The improvement of police visibility will remain its strongest arsenal, having allocated R1.8 billion for the procurement of all types of police vehicles, drones and the training of drone pilots, he pointed out.

“Interrogating the crime figures we are releasing today, it is unmistakable that the decision to upscale visible policing and disruptive operations from Thursdays to Mondays in all provinces is working.

“The SAPS is also purchasing unmanned aerial vehicles to better police from the sky. More drone pilots are being licensed and drone pilot interns are being recruited. Body-worn cameras as well as ShotSpotters in high-density crime areas are being prioritised.”

According to Cele, murder went up by 3.4% from January to March, with 6 200 cases, while cash-in-transit robberies increased by 20.8%, to 64 incidents.

Hijackings saw a 6.5% increase, with 435 cases reported in the same period.

Police minister Bheki Cele.
Police minister Bheki Cele.

ShotSpotters is a crime-fighting initiative initially introduced in 2016, at a cost of R32 million. It became the subject of debate in 2021, when critics questioned its efficacy in its goal of eliminating gangsterism and violence in the crime hotspot areas of Hanover Park and Manenberg, where it was deployed for three years.

In December, the City of Cape Town introduced a second phase of the controversial gunshot detection initiative, to combat the escalating gunshot incidents in further crime hotspot areas in the city.

The initiative is a collaboration between the Law Enforcement Advancement Project, SAPS and Metro Police.

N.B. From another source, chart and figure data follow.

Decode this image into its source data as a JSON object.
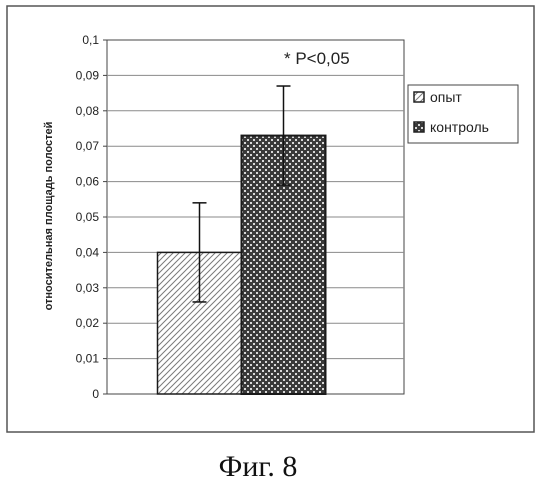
{
  "chart_data": {
    "type": "bar",
    "categories": [
      "опыт",
      "контроль"
    ],
    "series": [
      {
        "name": "опыт",
        "value": 0.04,
        "error_low": 0.026,
        "error_high": 0.054,
        "pattern": "diagonal-hatch"
      },
      {
        "name": "контроль",
        "value": 0.073,
        "error_low": 0.059,
        "error_high": 0.087,
        "pattern": "checkered"
      }
    ],
    "title": "",
    "xlabel": "",
    "ylabel": "относительная площадь полостей",
    "ylim": [
      0,
      0.1
    ],
    "yticks": [
      "0",
      "0,01",
      "0,02",
      "0,03",
      "0,04",
      "0,05",
      "0,06",
      "0,07",
      "0,08",
      "0,09",
      "0,1"
    ],
    "annotation": "* P<0,05",
    "grid": true,
    "legend_position": "right",
    "legend": [
      "опыт",
      "контроль"
    ]
  },
  "caption": "Фиг. 8",
  "colors": {
    "bar_fill": "#ffffff",
    "pattern_dark": "#3a3a3a",
    "frame": "#444444",
    "grid": "#8a8a8a"
  }
}
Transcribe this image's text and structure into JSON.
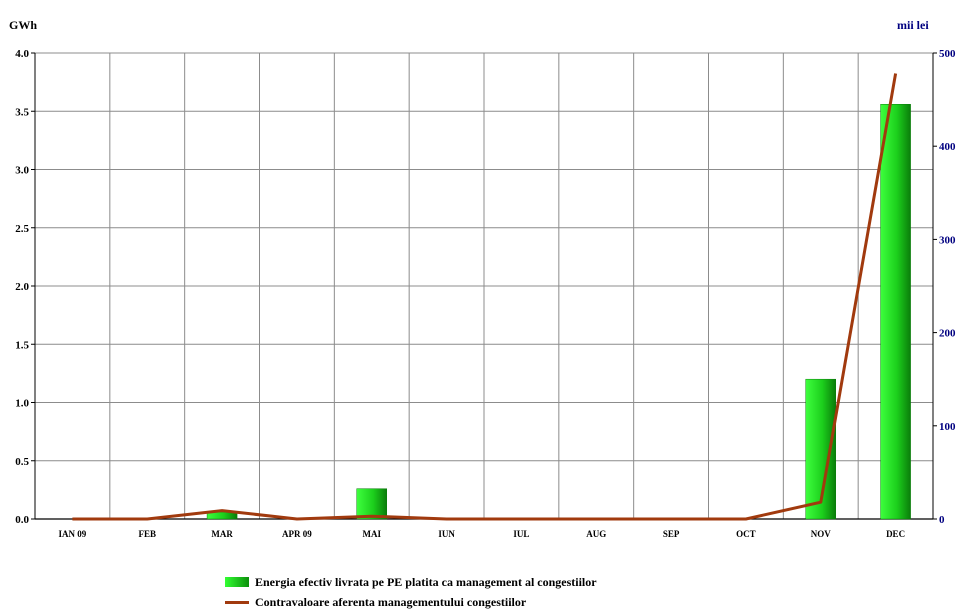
{
  "units": {
    "left": "GWh",
    "right": "mii lei"
  },
  "colors": {
    "bar": "#22cc22",
    "line": "#a13a0e",
    "grid": "#8c8c8c",
    "right_axis": "#000080"
  },
  "chart_data": {
    "type": "bar",
    "categories": [
      "IAN 09",
      "FEB",
      "MAR",
      "APR 09",
      "MAI",
      "IUN",
      "IUL",
      "AUG",
      "SEP",
      "OCT",
      "NOV",
      "DEC"
    ],
    "series": [
      {
        "name": "Energia efectiv livrata pe PE platita ca management al congestiilor",
        "type": "bar",
        "axis": "left",
        "values": [
          0,
          0,
          0.06,
          0,
          0.26,
          0,
          0,
          0,
          0,
          0,
          1.2,
          3.56
        ]
      },
      {
        "name": "Contravaloare aferenta managementului congestiilor",
        "type": "line",
        "axis": "right",
        "values": [
          0,
          0,
          9,
          0,
          3,
          0,
          0,
          0,
          0,
          0,
          18,
          478
        ]
      }
    ],
    "y_left": {
      "label": "GWh",
      "range": [
        0,
        4
      ],
      "ticks": [
        "0.0",
        "0.5",
        "1.0",
        "1.5",
        "2.0",
        "2.5",
        "3.0",
        "3.5",
        "4.0"
      ]
    },
    "y_right": {
      "label": "mii lei",
      "range": [
        0,
        500
      ],
      "ticks": [
        "0",
        "100",
        "200",
        "300",
        "400",
        "500"
      ]
    },
    "grid": true,
    "legend_position": "bottom"
  }
}
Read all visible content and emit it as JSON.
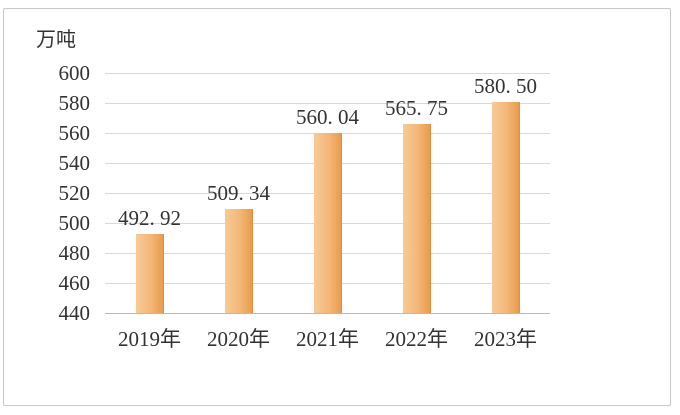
{
  "unit_label": "万吨",
  "chart_data": {
    "type": "bar",
    "title": "",
    "ylabel": "万吨",
    "xlabel": "",
    "categories": [
      "2019年",
      "2020年",
      "2021年",
      "2022年",
      "2023年"
    ],
    "values": [
      492.92,
      509.34,
      560.04,
      565.75,
      580.5
    ],
    "value_labels": [
      "492. 92",
      "509. 34",
      "560. 04",
      "565. 75",
      "580. 50"
    ],
    "ylim": [
      440,
      600
    ],
    "ytick_step": 20,
    "yticks": [
      440,
      460,
      480,
      500,
      520,
      540,
      560,
      580,
      600
    ],
    "grid": "horizontal-only",
    "legend": "none",
    "colors": {
      "bar_gradient_left": "#f8ca96",
      "bar_gradient_mid": "#f3b778",
      "bar_gradient_right": "#ea9b4c",
      "bar_right_edge": "#e18f3e",
      "gridline": "#d9d9d9",
      "axis_line": "#b9b9b9",
      "text": "#333333",
      "border": "#c9c9c9",
      "background": "#ffffff"
    }
  }
}
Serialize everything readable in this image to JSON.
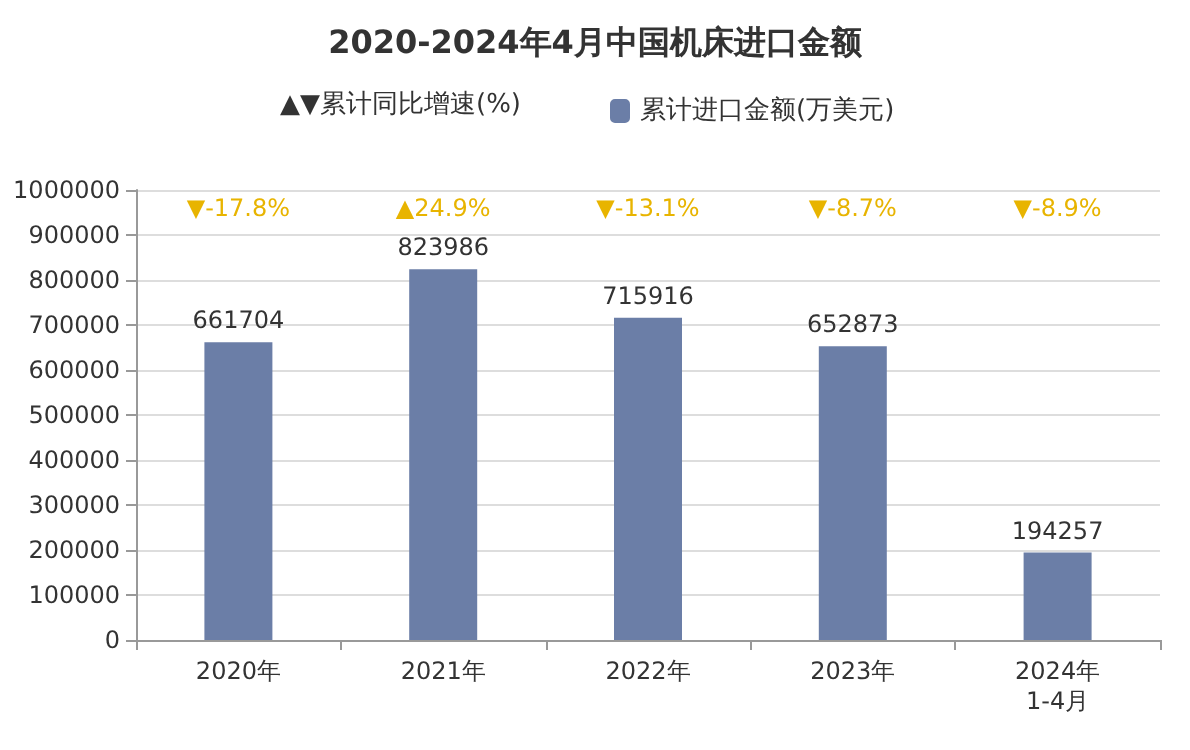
{
  "chart_data": {
    "type": "bar",
    "title": "2020-2024年4月中国机床进口金额",
    "categories": [
      "2020年",
      "2021年",
      "2022年",
      "2023年",
      "2024年\n1-4月"
    ],
    "series": [
      {
        "name": "累计进口金额(万美元)",
        "color": "#6b7ea7",
        "values": [
          661704,
          823986,
          715916,
          652873,
          194257
        ]
      }
    ],
    "ylim": [
      0,
      1000000
    ],
    "yticks": [
      0,
      100000,
      200000,
      300000,
      400000,
      500000,
      600000,
      700000,
      800000,
      900000,
      1000000
    ],
    "grid": "y",
    "legend": "top",
    "data_labels": true,
    "annotations": [
      "▲▼累计同比增速(%)",
      "▼-17.8%",
      "▲24.9%",
      "▼-13.1%",
      "▼-8.7%",
      "▼-8.9%"
    ]
  }
}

It uses ShotSpotter, a US-developed acoustic gunshot detection system that alerts law enforcement authorities of gunfire incidents as soon as they happen.

When used with CCTV cameras, aerial surveillance technology and sensors placed in different parts of the city, the system is able to identify and pinpoint the exact location of a gunshot and suspects, during a shooting incident.

The African Centre for Security and Intelligence Praxis and opposition legislators previously criticised the technology, noting the body count from gun violence in the city shows it has not been effective in reducing crime.

Despite this, Cele noted a share of the budget would be allocated to the gunshot detection initiative. While he did not say if it would be rolled out throughout the country, the City of Cape Town is going ahead with the project, after renewing its contract with ShotSpotter in December.

“Over and above this additional funding, we are responding directly to calls by communities to increase the capability and training of the Tactical Response Teams. These highly-trained and highly-skilled officers will act as force multipliers at local level and assist in policing high-crime areas,” he explained.

The SAPS has for a while been on a journey to prioritise strengthening its crime-fighting efforts, supported by technology-driven solutions, including in-vehicle surveillance tech to address the issue of safety and security, particularly in the key metros.

In terms of the deployment of drones, Cele last June told Parliament the SAPS is purchasing drones to be used as part of policing, including in rural areas, as per the implementation requirements of the Rural Safety Strategy.

“The SAPS is in the process of acquiring 166 drones, in three phases, for use in various policing environments,” the minister said at the time.

“The current proposed model for drone deployment in three phases will include 43 localities, which are specialised units – Provincial Operational Command Centres, District Operational Command Centres and Safer City Projects – with satellite drone units serving various police stations. The Rural Safety Committees at police station and district levels will include the utilisation of drones in their rural safety plans.”

While providing the latest crime stats this week, Cele also touched on the recent gazetting of a five-year “certificate of exemption”, under the Regulation of Interception of Communications and Provision of Communication-related Information Act.

The move, which gives SAPS the authority to intercept cellular communications for mass-surveillance purposes, will help combat cash-in-transit crime, he said.

“We are encouraged that the newly-legislated surveillance device technology will make sweeping changes in this crime trend and other organised crimes.”